Multiple juxtacrine and paracrine interactions occur between cancer cells and non-cancer cells of the tumor microenvironment (TME) that direct tumor progression. Cancer Associated Fibroblasts (CAFs) are an integral component of the TME, and the majority of breast tumor stroma is comprised of CAFs. Heterotypic interactions between cancer cells and non-cancer cells of the TME occur via soluble agents, including cytokines, hormones, growth factors, and secreted microRNAs. We previously identified a microRNA signature indicative of hyperactive MAPK signaling (hMAPK-miRNA signature) that significantly associated with reduced recurrence-free and overall survival.
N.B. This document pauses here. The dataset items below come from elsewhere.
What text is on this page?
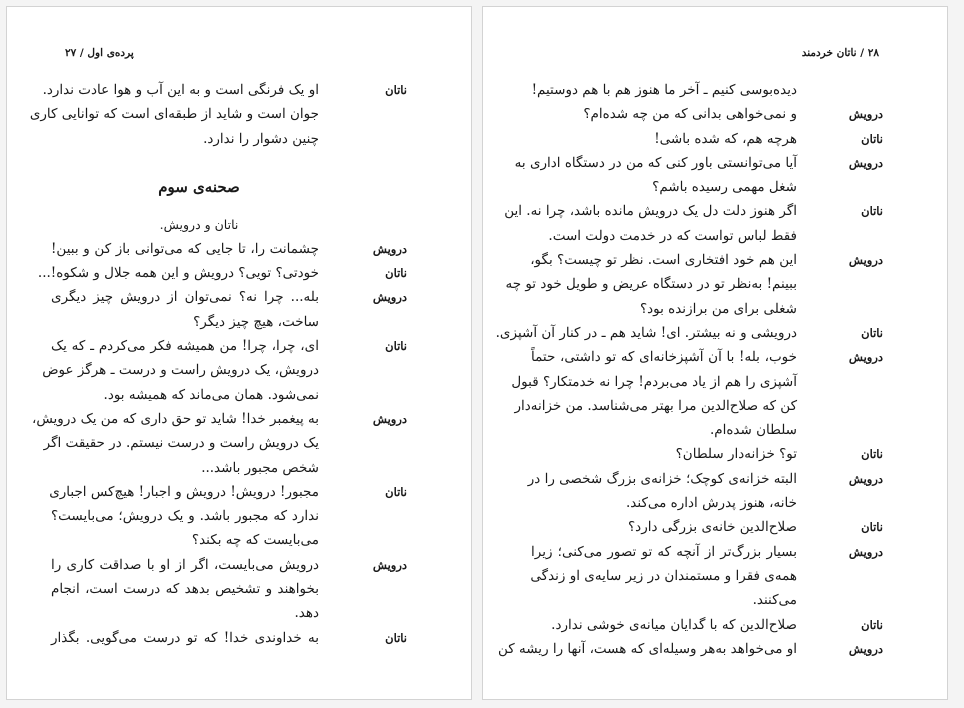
پرده‌ی اول / ۲۷
ناتان
او یک فرنگی است و به این آب و هوا عادت ندارد.
جوان است و شاید از طبقه‌ای است که توانایی کاری
چنین دشوار را ندارد.
صحنه‌ی سوم
ناتان و درویش.
درویش
چشمانت را، تا جایی که می‌توانی باز کن و ببین!
ناتان
خودتی؟ تویی؟ درویش و این همه جلال و شکوه!...
درویش
بله... چرا نه؟ نمی‌توان از درویش چیز دیگری
ساخت، هیچ چیز دیگر؟
ناتان
ای، چرا، چرا! من همیشه فکر می‌کردم ـ که یک
درویش، یک درویش راست و درست ـ هرگز عوض
نمی‌شود. همان می‌ماند که همیشه بود.
درویش
به پیغمبر خدا! شاید تو حق داری که من یک درویش،
یک درویش راست و درست نیستم. در حقیقت اگر
شخص مجبور باشد...
ناتان
مجبور! درویش! درویش و اجبار! هیچ‌کس اجباری
ندارد که مجبور باشد. و یک درویش؛ می‌بایست؟
می‌بایست که چه بکند؟
درویش
درویش می‌بایست، اگر از او با صداقت کاری را
بخواهند و تشخیص بدهد که درست است، انجام
دهد.
ناتان
به خداوندی خدا! که تو درست می‌گویی. بگذار
۲۸ / ناتان خردمند
دیده‌بوسی کنیم ـ آخر ما هنوز هم با هم دوستیم!
درویش
و نمی‌خواهی بدانی که من چه شده‌ام؟
ناتان
هرچه هم، که شده باشی!
درویش
آیا می‌توانستی باور کنی که من در دستگاه اداری به
شغل مهمی رسیده باشم؟
ناتان
اگر هنوز دلت دل یک درویش مانده باشد، چرا نه. این
فقط لباس تواست که در خدمت دولت است.
درویش
این هم خود افتخاری است. نظر تو چیست؟ بگو،
ببینم! به‌نظر تو در دستگاه عریض و طویل خود تو چه
شغلی برای من برازنده بود؟
ناتان
درویشی و نه بیشتر. ای! شاید هم ـ در کنار آن آشپزی.
درویش
خوب، بله! با آن آشپزخانه‌ای که تو داشتی، حتماً
آشپزی را هم از یاد می‌بردم! چرا نه خدمتکار؟ قبول
کن که صلاح‌الدین مرا بهتر می‌شناسد. من خزانه‌دار
سلطان شده‌ام.
ناتان
تو؟ خزانه‌دار سلطان؟
درویش
البته خزانه‌ی کوچک؛ خزانه‌ی بزرگ شخصی را در
خانه، هنوز پدرش اداره می‌کند.
ناتان
صلاح‌الدین خانه‌ی بزرگی دارد؟
درویش
بسیار بزرگ‌تر از آنچه که تو تصور می‌کنی؛ زیرا
همه‌ی فقرا و مستمندان در زیر سایه‌ی او زندگی
می‌کنند.
ناتان
صلاح‌الدین که با گدایان میانه‌ی خوشی ندارد.
درویش
او می‌خواهد به‌هر وسیله‌ای که هست، آنها را ریشه کن
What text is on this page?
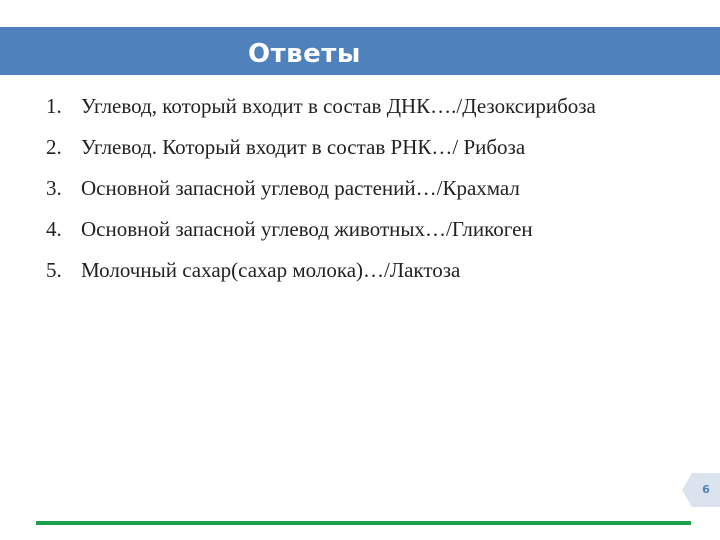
Ответы
1. Углевод, который входит в состав ДНК…./Дезоксирибоза
2. Углевод. Который входит в состав РНК…/ Рибоза
3. Основной запасной углевод растений…/Крахмал
4. Основной запасной углевод животных…/Гликоген
5. Молочный сахар(сахар молока)…/Лактоза
6
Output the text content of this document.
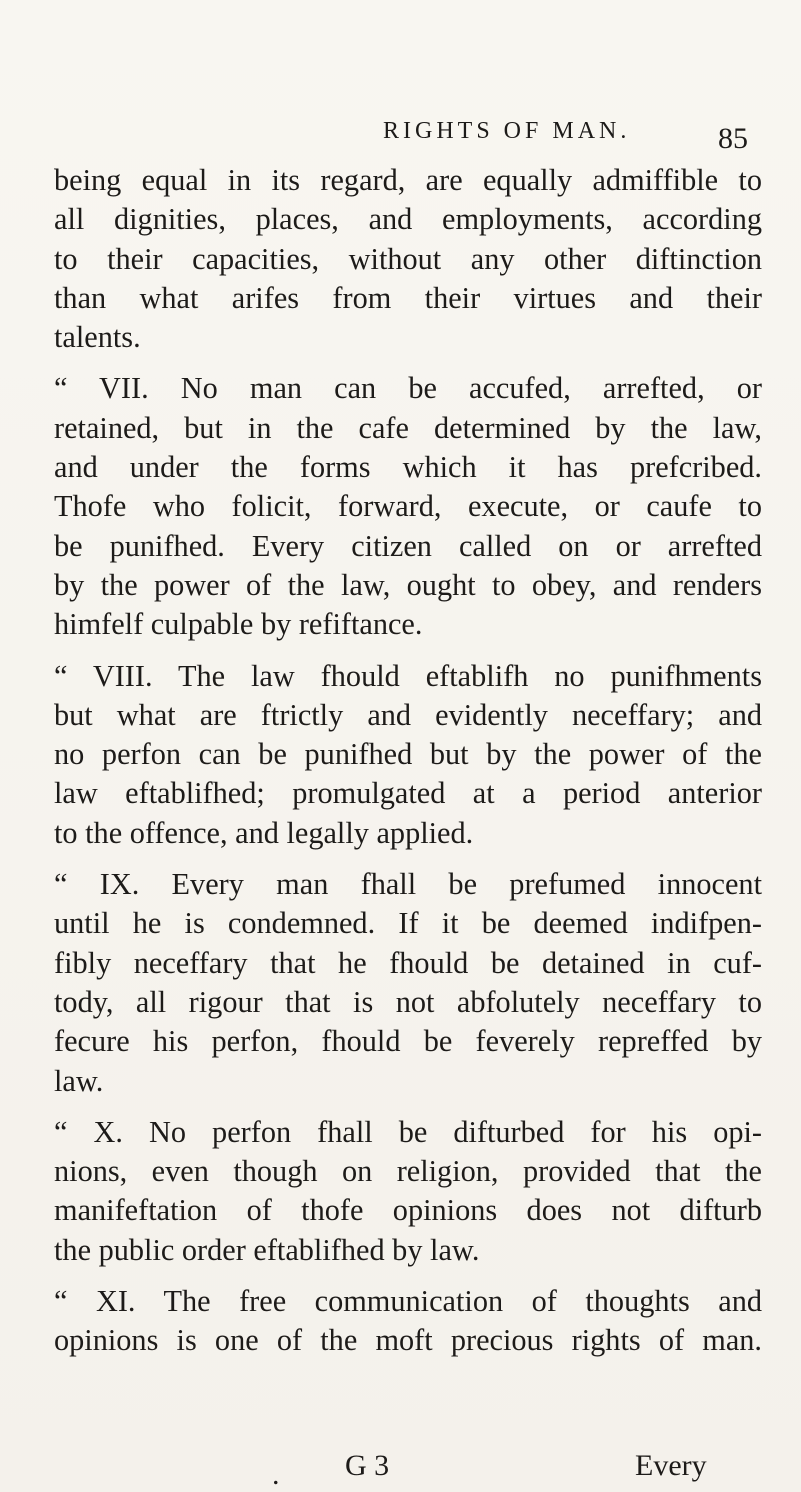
RIGHTS OF MAN.	85
being equal in its regard, are equally admiffible to
all dignities, places, and employments, according
to their capacities, without any other diftinction
than what arifes from their virtues and their
talents.
“ VII. No man can be accufed, arrefted, or
retained, but in the cafe determined by the law,
and under the forms which it has prefcribed.
Thofe who folicit, forward, execute, or caufe to
be punifhed. Every citizen called on or arrefted
by the power of the law, ought to obey, and renders
himfelf culpable by refiftance.
“ VIII. The law fhould eftablifh no punifhments
but what are ftrictly and evidently neceffary; and
no perfon can be punifhed but by the power of the
law eftablifhed; promulgated at a period anterior
to the offence, and legally applied.
“ IX. Every man fhall be prefumed innocent
until he is condemned. If it be deemed indifpen-
fibly neceffary that he fhould be detained in cuf-
tody, all rigour that is not abfolutely neceffary to
fecure his perfon, fhould be feverely repreffed by
law.
“ X. No perfon fhall be difturbed for his opi-
nions, even though on religion, provided that the
manifeftation of thofe opinions does not difturb
the public order eftablifhed by law.
“ XI. The free communication of thoughts and
opinions is one of the moft precious rights of man.
. G 3	Every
Here we report that the hMAPK-miRNA signature associates with a high metric of stromal cell infiltrate, and we investigate the role of microRNAs, particularly hMAPK-microRNAs, secreted by CAFs on estrogen receptor (ER) expression in breast cancer cells. ER-positive MCF-7/ltE2- cells were treated with conditioned media (CM) from CAFs derived from breast cancers of different PAM50 subtypes (CAF(BAS), CAF(HER2), and CAF(LA)). CAF CM isolated specifically from ER-negative primary breast tumors led to ER repression in vitro. Nanoparticle tracking analysis and transmission electron microscopy confirmed the presence of CAF-secreted exosomes in CM and the uptake of these exosomes by the ER+ MCF-7/ltE2- cells. Differentially expressed microRNAs in CAF CM as well as in MCF-7/ltE2- cells treated with this CM were identified. Knockdown of miR-221/222 in CAF(BAS) resulted in knockdown of miR221/222 levels in the conditioned media and the CM from CAF(BAS); miR221/222 knockdown rescued ER repression in ER-positive cell lines treated with CAF(BAS)-CM. Collectively, our results demonstrate that CAF-secreted microRNAs are directly involved in ER-repression, and may contribute to the MAPK-induced ER repression in breast cancer cells.